Are You Ready for Evangelism?
It’s easy to feel uncomfortable and even guilty in the face of evangelism. Is this how it’s meant to be?
Is your preaching and teaching ministry doing enough to prepare your church for the task of evangelism? In this series, Andy Paterson offers biblical encouragement that every Christian has a role to play, free from false guilt.
This is part 1 in the series.
Clammy skin. Racing pulse. Afraid they might have heard us. The sound of approaching footsteps. Panic as a light goes on and the door swings open. Then hearing my voice. “Good evening. We’re from the local church and we’ve come to talk to you about Jesus.”
Sometimes they swore, sometimes the door was slammed in our faces, sometimes there was an attempt at intellectual argument, but worst of all, most of the time they were... nice. Perhaps patronising (after all we were just a couple of 15-year old lads), but mostly polite in their dismissal of us. And this went on month after month, each time having steeled ourselves for the effort, feeling guilty if we couldn’t make the visits.
We knew it was the right thing to do. We knew that without coming to a saving faith in Jesus Christ men and women would be eternally lost. We knew they lived in ignorance of the greatest good news that the whole universe had ever known. We had to let them know. We had to share what had happened to us. But we did so with little joy and a whole lot of unease and discomfort. It just seemed so forced; so unnatural. And we felt guilty.
No doubt my own experience will resonate with some. We know evangelism is a good thing; it’s just that the way we go about it can seem strangely disconnected from the world we live in.
Comparison and false guilt
I’ve travelled on the London Underground and heard mini sermons shouted out to captive tube passengers between stops. Is that what I should be doing? Is that what evangelism is all about? I’ve heard Bible verses fired out through mini PA systems to crowds thronging into a Springsteen concert. I’ve walked through a busy shopping centre and been harangued by a preacher with a bullhorn. I’ve witnessed tracts being systematically slipped into books at the local library. And all the time my sense of failure as a believer grows because I know I just couldn’t do what they’re doing. It would seem so personally unnatural.

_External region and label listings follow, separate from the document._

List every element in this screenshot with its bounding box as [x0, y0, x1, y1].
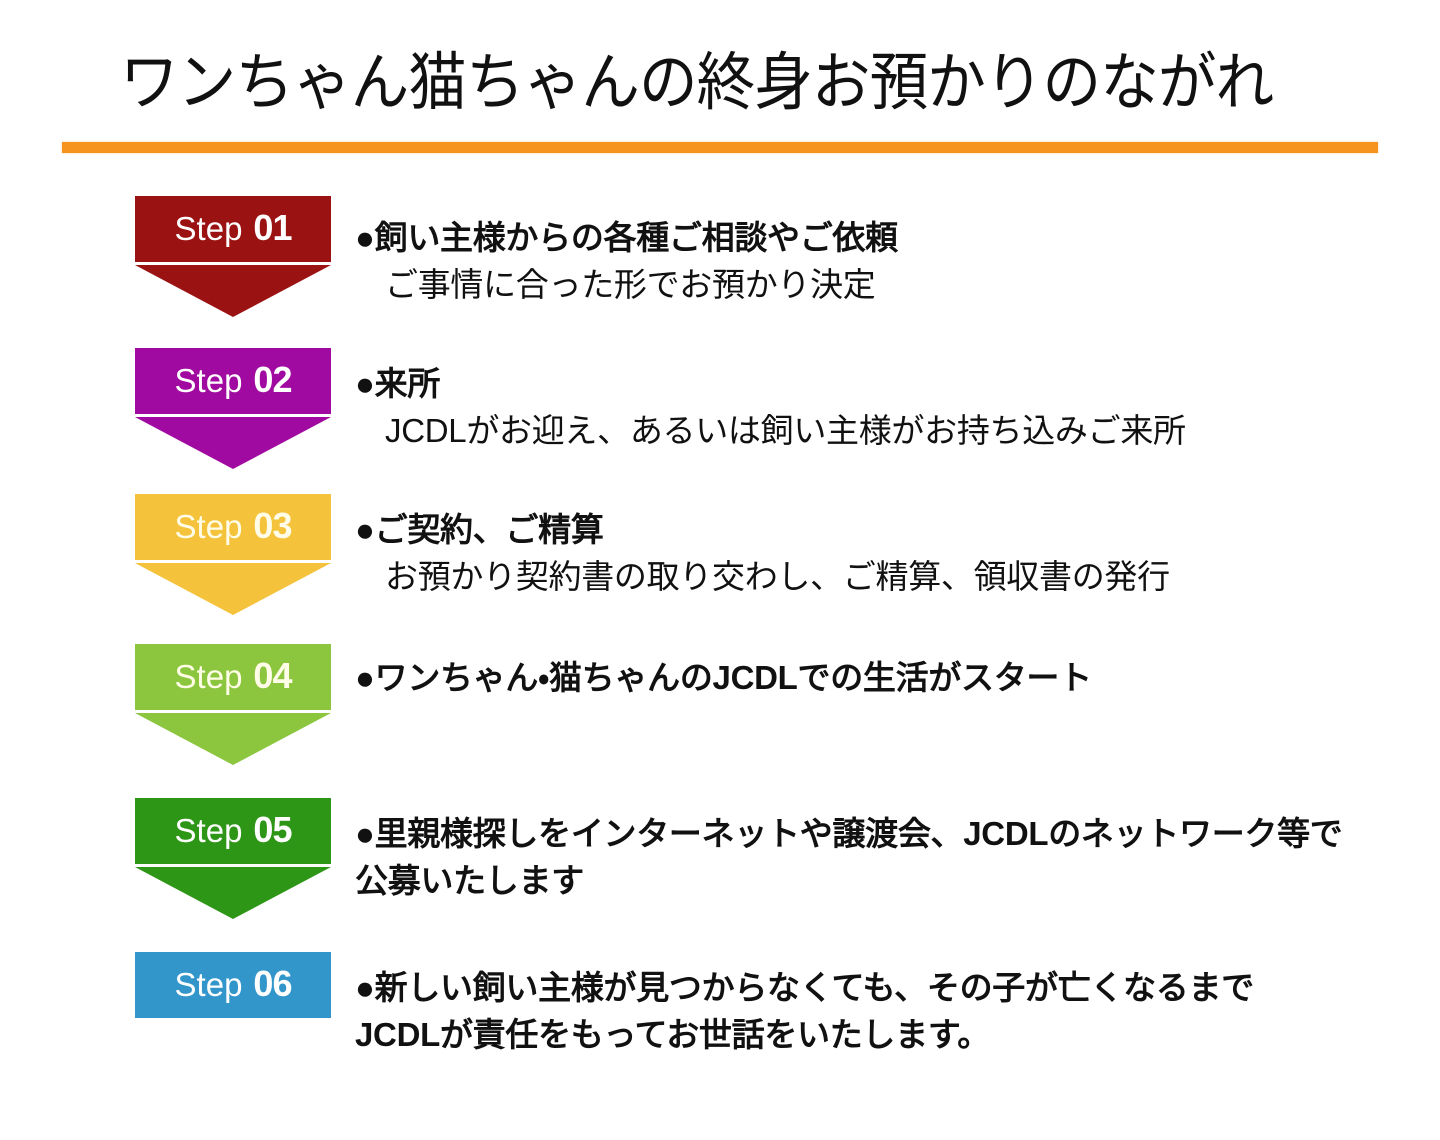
- step-arrow-icon: [135, 417, 331, 469]
- step-headline: ●飼い主様からの各種ご相談やご依頼: [355, 214, 1395, 261]
- step-text-block: ●ご契約、ご精算お預かり契約書の取り交わし、ご精算、領収書の発行: [355, 506, 1395, 600]
- step-badge[interactable]: Step06: [135, 952, 331, 1018]
- step-badge-label: Step05: [175, 813, 292, 847]
- step-badge-body: Step05: [135, 798, 331, 864]
- step-arrow-icon: [135, 265, 331, 317]
- step-arrow-icon: [135, 867, 331, 919]
- step-badge[interactable]: Step03: [135, 494, 331, 615]
- step-badge-label: Step04: [175, 659, 292, 693]
- step-detail-line: JCDLがお迎え、あるいは飼い主様がお持ち込みご来所: [355, 407, 1395, 454]
- step-badge-label: Step01: [175, 211, 292, 245]
- step-badge[interactable]: Step05: [135, 798, 331, 919]
- step-badge-body: Step06: [135, 952, 331, 1018]
- step-badge-label: Step02: [175, 363, 292, 397]
- step-detail-line: 公募いたします: [355, 857, 1395, 904]
- step-badge-body: Step03: [135, 494, 331, 560]
- step-detail-line: ご事情に合った形でお預かり決定: [355, 261, 1395, 308]
- step-text-block: ●来所JCDLがお迎え、あるいは飼い主様がお持ち込みご来所: [355, 360, 1395, 454]
- step-badge-body: Step04: [135, 644, 331, 710]
- step-badge[interactable]: Step04: [135, 644, 331, 765]
- step-text-block: ●新しい飼い主様が見つからなくても、その子が亡くなるまでJCDLが責任をもってお…: [355, 964, 1395, 1058]
- step-arrow-icon: [135, 713, 331, 765]
- step-text-block: ●里親様探しをインターネットや譲渡会、JCDLのネットワーク等で公募いたします: [355, 810, 1395, 904]
- step-badge[interactable]: Step01: [135, 196, 331, 317]
- step-badge[interactable]: Step02: [135, 348, 331, 469]
- step-headline: ●ワンちゃん・猫ちゃんのJCDLでの生活がスタート: [355, 654, 1395, 701]
- step-headline: ●新しい飼い主様が見つからなくても、その子が亡くなるまで: [355, 964, 1395, 1011]
- step-badge-body: Step02: [135, 348, 331, 414]
- step-row: Step03●ご契約、ご精算お預かり契約書の取り交わし、ご精算、領収書の発行: [0, 494, 1440, 615]
- step-text-block: ●飼い主様からの各種ご相談やご依頼ご事情に合った形でお預かり決定: [355, 214, 1395, 308]
- step-badge-number: 05: [253, 809, 291, 850]
- step-text-block: ●ワンちゃん・猫ちゃんのJCDLでの生活がスタート: [355, 654, 1395, 701]
- step-headline: ●ご契約、ご精算: [355, 506, 1395, 553]
- step-badge-number: 01: [253, 207, 291, 248]
- step-row: Step05●里親様探しをインターネットや譲渡会、JCDLのネットワーク等で公募…: [0, 798, 1440, 919]
- step-row: Step02●来所JCDLがお迎え、あるいは飼い主様がお持ち込みご来所: [0, 348, 1440, 469]
- step-row: Step04●ワンちゃん・猫ちゃんのJCDLでの生活がスタート: [0, 644, 1440, 765]
- step-detail-line: JCDLが責任をもってお世話をいたします。: [355, 1011, 1395, 1058]
- step-badge-number: 04: [253, 655, 291, 696]
- step-badge-number: 02: [253, 359, 291, 400]
- page-title: ワンちゃん猫ちゃんの終身お預かりのながれ: [120, 44, 1283, 122]
- step-badge-label: Step03: [175, 509, 292, 543]
- title-underline-bar: [62, 142, 1378, 153]
- step-badge-number: 03: [253, 505, 291, 546]
- step-row: Step01●飼い主様からの各種ご相談やご依頼ご事情に合った形でお預かり決定: [0, 196, 1440, 317]
- step-row: Step06●新しい飼い主様が見つからなくても、その子が亡くなるまでJCDLが責…: [0, 952, 1440, 1018]
- step-badge-number: 06: [253, 963, 291, 1004]
- step-detail-line: お預かり契約書の取り交わし、ご精算、領収書の発行: [355, 553, 1395, 600]
- step-headline: ●里親様探しをインターネットや譲渡会、JCDLのネットワーク等で: [355, 810, 1395, 857]
- step-headline: ●来所: [355, 360, 1395, 407]
- step-arrow-icon: [135, 563, 331, 615]
- step-badge-label: Step06: [175, 967, 292, 1001]
- step-badge-body: Step01: [135, 196, 331, 262]
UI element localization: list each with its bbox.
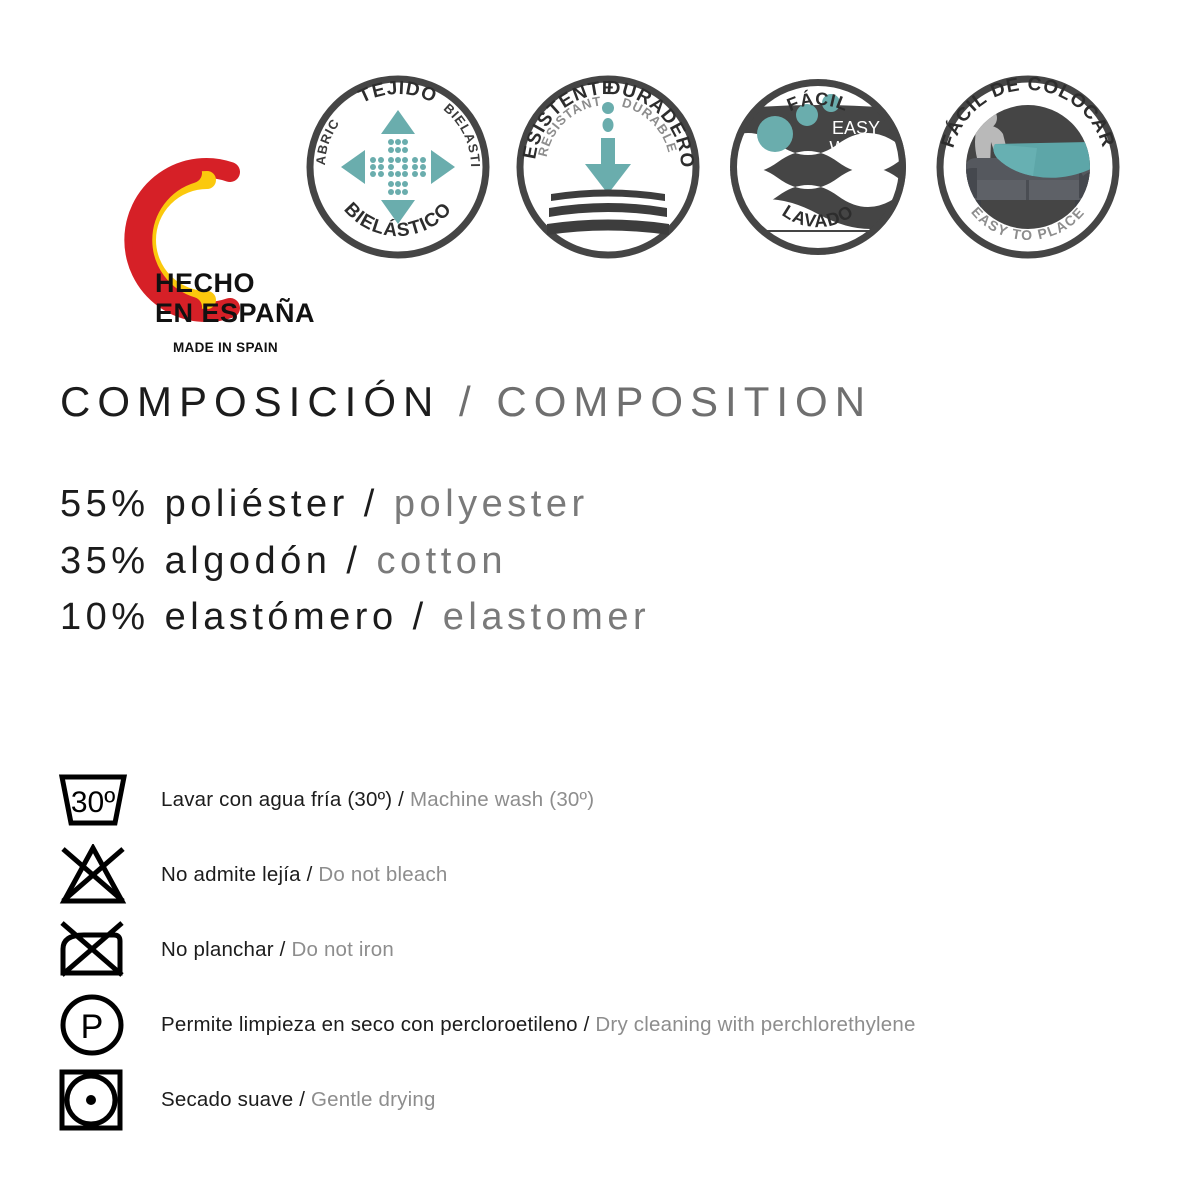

What makes it worse is that there are Christians who just love to do this stuff. You can’t stop them. They seem energised whenever they get the opportunity to witness, whether that be door-to-door, street work, sketch board, or market stall. If they sit next to someone on the train or plane they invariably strike up a conversation that points to Christ, whilst I would sit there hoping for some peace and quiet!
Then that’s compounded by them telling me that I should be doing what they’re doing; that evangelism embraces a Star Trek philosophy of outreach – boldly going where no one has gone before.
The truth is I have a massive respect and admiration for their drive and passion, and often have tried to copy their techniques and programmes. However, the reality is that these resolutions of mine fade away within a few weeks of rejections and disappointment, and once again the dark cloud of guilt descends upon this rubbish believer who wants to make Christ known but finds the methodologies of others so alien.
What’s happened to evangelism?
Perhaps this explains why so few Christians today seem engaged in sharing their faith; why so many find it easier to hide away in a Christian ghetto; why it’s easier to keep your head down than speak up for Jesus.
This is compounded by the apparent failure of many gospel people to unpack God’s word. Preachers, who for the most part would carefully exposit sections of the Bible, seem either to be silent on the whole subject of evangelism or else flip-flop into pragmatic suggestions reminiscent of 21st century marketing programmes.
More than that, when it comes to church, theological insight disappears when confronted by evangelism. Rather than being a gathered community of believers, church morphs into a building-centred entity, from which ‘outreach’ takes place in the hope of capturing a few more who will attend the same building we do.
So, what’s happened to evangelism? Is this how it’s meant to be? Indeed, is this how it has always been?
The intention of this series is to revisit what the Bible teaches with an expectation that we’ll gain a new vision of what it really means to share the wonderful saving news of Jesus Christ.
I’ll be arguing that every single follower of Jesus Christ has a role to play in ways that are both natural and free from false guilt.
Of course, it may also challenge the sinful laziness of our hearts and expose the fig leaf lies that we use to cover over our feeble excuses. And that will be no bad thing when the eternal destiny of the lost is at stake and the honour and glory of Christ is to the fore.